Generate MD5 passwords
openssl passwd -1 -salt SaltSalt SecretPassword
# output: $1$SaltSalt$FSYmvnuDuSP883uWgYBXW/
Generate DES passwords
openssl passwd -crypt -salt XR SuprScrt
# output: XR1dOp2EVMph2
The openssl
and chpasswd -e
pair didn't work in my case in RHEL6. Combining openssl passwd
and usermod -p
command did the job.
Generate the hash value of the password along with the salt value:
$ openssl passwd -1 -salt 5RPVAd clear-text-passwd43
$1$5RPVAd$vgsoSANybLDepv2ETcUH7.
Then, copy the encrypted string to usermod. Make sure to wrap it with single quotes.
$ usermod -p '$1$5RPVAd$vgsoSANybLDepv2ETcUH7.' root
Check it out in shadow file.
$ grep root /etc/shadow
root:$1$5RPVAd$vgsoSANybLDepv2ETcUH7.:17774:0:99999:7:::
Expanding a bit on the criticisms of u150825 and Gert van den Berg, I found myself needing something relatively flexible for different situations with different automation systems. I decided I would add to my own little library of useful scripts and write this. It uses only native libraries from python 2.7+, and works on python3 just as well.
You can pick it up here if you like. It's just as easy to drop this in your environment if you're needing to use it a lot, http hosted or whatever, and you can run it on any platform using whatever the default python interpreter you've got available to you is, pretty reliably counting on it working.
It defaults to prompting using getpass with prompts on stderr (allowing easy capture of stdout), but if you pipe a string to it it'll just reap from stdin. Depending on how you're going about this, it may not be showing up in command history, either, so just be cognizant of what it is you're working with. I like having a flexible tool that'll behave in an expected way, rather than having to rely on packages or python one-lining my way to victory 10 different ways.
chpasswd
?
Commented
Sep 3, 2018 at 21:12
As many commenters have pointed out. Specifying your salt, let alone your password, is a security problem, because it makes reusing salts possible.

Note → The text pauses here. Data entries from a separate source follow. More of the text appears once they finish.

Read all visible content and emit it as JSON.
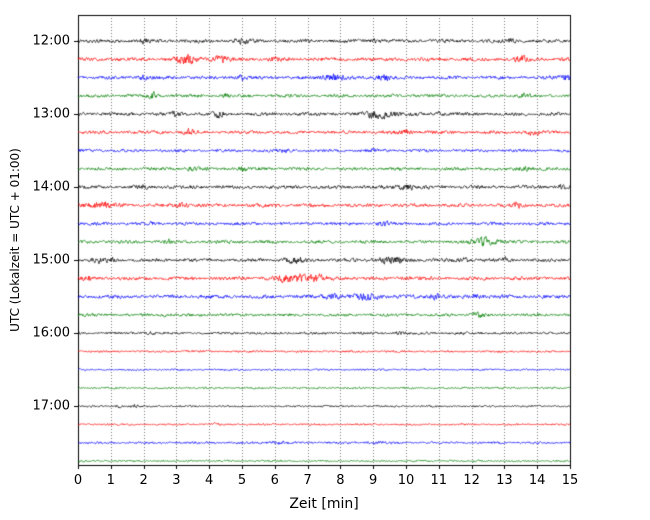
{
  "chart_data": {
    "type": "line",
    "subtype": "helicorder-seismogram",
    "title": "",
    "xlabel": "Zeit  [min]",
    "ylabel": "UTC (Lokalzeit = UTC + 01:00)",
    "xlim": [
      0,
      15
    ],
    "x_ticks": [
      "0",
      "1",
      "2",
      "3",
      "4",
      "5",
      "6",
      "7",
      "8",
      "9",
      "10",
      "11",
      "12",
      "13",
      "14",
      "15"
    ],
    "y_ticks": [
      "12:00",
      "13:00",
      "14:00",
      "15:00",
      "16:00",
      "17:00"
    ],
    "grid": "vertical-dotted",
    "legend": "none",
    "trace_duration_min": 15,
    "n_traces": 24,
    "trace_colors_cycle": [
      "#000000",
      "#ff0000",
      "#0000ff",
      "#008000"
    ],
    "traces": [
      {
        "start": "12:00",
        "color": "#000000",
        "noise": 1.5,
        "bursts": [
          {
            "t": 2.0,
            "w": 0.1,
            "a": 2.0
          },
          {
            "t": 5.0,
            "w": 0.15,
            "a": 2.0
          },
          {
            "t": 9.0,
            "w": 0.1,
            "a": 1.5
          },
          {
            "t": 13.2,
            "w": 0.1,
            "a": 1.5
          }
        ]
      },
      {
        "start": "12:15",
        "color": "#ff0000",
        "noise": 1.6,
        "bursts": [
          {
            "t": 3.3,
            "w": 0.25,
            "a": 3.5
          },
          {
            "t": 4.3,
            "w": 0.2,
            "a": 2.5
          },
          {
            "t": 6.0,
            "w": 0.1,
            "a": 1.5
          },
          {
            "t": 13.5,
            "w": 0.12,
            "a": 2.5
          }
        ]
      },
      {
        "start": "12:30",
        "color": "#0000ff",
        "noise": 1.5,
        "bursts": [
          {
            "t": 2.0,
            "w": 0.1,
            "a": 1.5
          },
          {
            "t": 5.0,
            "w": 0.12,
            "a": 1.8
          },
          {
            "t": 7.8,
            "w": 0.2,
            "a": 3.0
          },
          {
            "t": 9.3,
            "w": 0.15,
            "a": 2.5
          },
          {
            "t": 14.9,
            "w": 0.1,
            "a": 2.0
          }
        ]
      },
      {
        "start": "12:45",
        "color": "#008000",
        "noise": 1.4,
        "bursts": [
          {
            "t": 2.3,
            "w": 0.12,
            "a": 2.2
          },
          {
            "t": 4.5,
            "w": 0.1,
            "a": 1.5
          },
          {
            "t": 13.6,
            "w": 0.1,
            "a": 1.8
          }
        ]
      },
      {
        "start": "13:00",
        "color": "#000000",
        "noise": 1.5,
        "bursts": [
          {
            "t": 3.0,
            "w": 0.1,
            "a": 1.5
          },
          {
            "t": 4.3,
            "w": 0.12,
            "a": 2.0
          },
          {
            "t": 9.3,
            "w": 0.35,
            "a": 3.5
          },
          {
            "t": 11.0,
            "w": 0.1,
            "a": 1.2
          }
        ]
      },
      {
        "start": "13:15",
        "color": "#ff0000",
        "noise": 1.5,
        "bursts": [
          {
            "t": 3.4,
            "w": 0.12,
            "a": 2.2
          },
          {
            "t": 10.0,
            "w": 0.1,
            "a": 1.2
          },
          {
            "t": 13.9,
            "w": 0.12,
            "a": 2.0
          }
        ]
      },
      {
        "start": "13:30",
        "color": "#0000ff",
        "noise": 1.3,
        "bursts": [
          {
            "t": 6.3,
            "w": 0.1,
            "a": 1.2
          },
          {
            "t": 9.0,
            "w": 0.1,
            "a": 1.0
          }
        ]
      },
      {
        "start": "13:45",
        "color": "#008000",
        "noise": 1.4,
        "bursts": [
          {
            "t": 3.5,
            "w": 0.12,
            "a": 1.8
          },
          {
            "t": 5.0,
            "w": 0.1,
            "a": 1.5
          },
          {
            "t": 13.6,
            "w": 0.15,
            "a": 2.2
          }
        ]
      },
      {
        "start": "14:00",
        "color": "#000000",
        "noise": 1.5,
        "bursts": [
          {
            "t": 2.0,
            "w": 0.1,
            "a": 1.2
          },
          {
            "t": 10.0,
            "w": 0.2,
            "a": 2.0
          },
          {
            "t": 14.7,
            "w": 0.1,
            "a": 1.8
          }
        ]
      },
      {
        "start": "14:15",
        "color": "#ff0000",
        "noise": 1.5,
        "bursts": [
          {
            "t": 0.7,
            "w": 0.3,
            "a": 2.8
          },
          {
            "t": 3.2,
            "w": 0.12,
            "a": 1.8
          },
          {
            "t": 13.4,
            "w": 0.12,
            "a": 2.2
          }
        ]
      },
      {
        "start": "14:30",
        "color": "#0000ff",
        "noise": 1.4,
        "bursts": [
          {
            "t": 2.2,
            "w": 0.1,
            "a": 1.2
          },
          {
            "t": 9.3,
            "w": 0.12,
            "a": 1.4
          }
        ]
      },
      {
        "start": "14:45",
        "color": "#008000",
        "noise": 1.4,
        "bursts": [
          {
            "t": 2.7,
            "w": 0.12,
            "a": 1.8
          },
          {
            "t": 12.4,
            "w": 0.25,
            "a": 3.2
          }
        ]
      },
      {
        "start": "15:00",
        "color": "#000000",
        "noise": 1.5,
        "bursts": [
          {
            "t": 0.6,
            "w": 0.12,
            "a": 2.0
          },
          {
            "t": 1.0,
            "w": 0.1,
            "a": 1.6
          },
          {
            "t": 6.6,
            "w": 0.2,
            "a": 2.2
          },
          {
            "t": 9.5,
            "w": 0.3,
            "a": 2.6
          },
          {
            "t": 11.8,
            "w": 0.12,
            "a": 1.6
          },
          {
            "t": 13.0,
            "w": 0.1,
            "a": 1.4
          }
        ]
      },
      {
        "start": "15:15",
        "color": "#ff0000",
        "noise": 1.5,
        "bursts": [
          {
            "t": 0.3,
            "w": 0.1,
            "a": 1.8
          },
          {
            "t": 6.6,
            "w": 0.35,
            "a": 4.0
          },
          {
            "t": 7.3,
            "w": 0.2,
            "a": 2.5
          },
          {
            "t": 10.0,
            "w": 0.1,
            "a": 1.2
          }
        ]
      },
      {
        "start": "15:30",
        "color": "#0000ff",
        "noise": 1.6,
        "bursts": [
          {
            "t": 7.7,
            "w": 0.15,
            "a": 2.2
          },
          {
            "t": 8.8,
            "w": 0.3,
            "a": 2.4
          },
          {
            "t": 10.9,
            "w": 0.15,
            "a": 2.2
          },
          {
            "t": 12.2,
            "w": 0.12,
            "a": 2.0
          }
        ]
      },
      {
        "start": "15:45",
        "color": "#008000",
        "noise": 1.3,
        "bursts": [
          {
            "t": 2.7,
            "w": 0.1,
            "a": 1.2
          },
          {
            "t": 12.2,
            "w": 0.12,
            "a": 1.8
          }
        ]
      },
      {
        "start": "16:00",
        "color": "#000000",
        "noise": 1.1,
        "bursts": [
          {
            "t": 2.2,
            "w": 0.08,
            "a": 0.8
          },
          {
            "t": 9.8,
            "w": 0.1,
            "a": 1.0
          }
        ]
      },
      {
        "start": "16:15",
        "color": "#ff0000",
        "noise": 0.9,
        "bursts": []
      },
      {
        "start": "16:30",
        "color": "#0000ff",
        "noise": 0.8,
        "bursts": []
      },
      {
        "start": "16:45",
        "color": "#008000",
        "noise": 0.8,
        "bursts": []
      },
      {
        "start": "17:00",
        "color": "#000000",
        "noise": 0.8,
        "bursts": [
          {
            "t": 1.2,
            "w": 0.08,
            "a": 1.2
          },
          {
            "t": 1.7,
            "w": 0.08,
            "a": 1.0
          }
        ]
      },
      {
        "start": "17:15",
        "color": "#ff0000",
        "noise": 0.8,
        "bursts": [
          {
            "t": 4.2,
            "w": 0.08,
            "a": 0.8
          }
        ]
      },
      {
        "start": "17:30",
        "color": "#0000ff",
        "noise": 1.0,
        "bursts": [
          {
            "t": 6.0,
            "w": 0.3,
            "a": 0.8
          },
          {
            "t": 9.0,
            "w": 0.2,
            "a": 0.6
          }
        ]
      },
      {
        "start": "17:45",
        "color": "#008000",
        "noise": 0.8,
        "bursts": []
      }
    ]
  }
}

Reuse of salts makes rainbow table attacks on your password hashes much more feasible, and it also makes it obvious which users share passwords with each other (isolating and highlighting likely less secure passwords such as 123456 or qwertyuiop).
You should not specify your password on the command line (because it is saved in shell history, and even if it's deleted, it could still reside for some time in the free space of your disk, especially if you're using a COW filesystem). You should not manually specify your salt at all. You can achieve this by simply using:
openssl passwd -6
(-6
specifies SHA512. Use -5
for SHA256. Avoid -1
for MD5, if possible.)
OpenSSL will ask you for your password via stdin twice, and generate a random salt for each input.
Currently, I don't have enough reputation to comment.I created this password generator tool . It uses method no 1 described by Rahul Patil.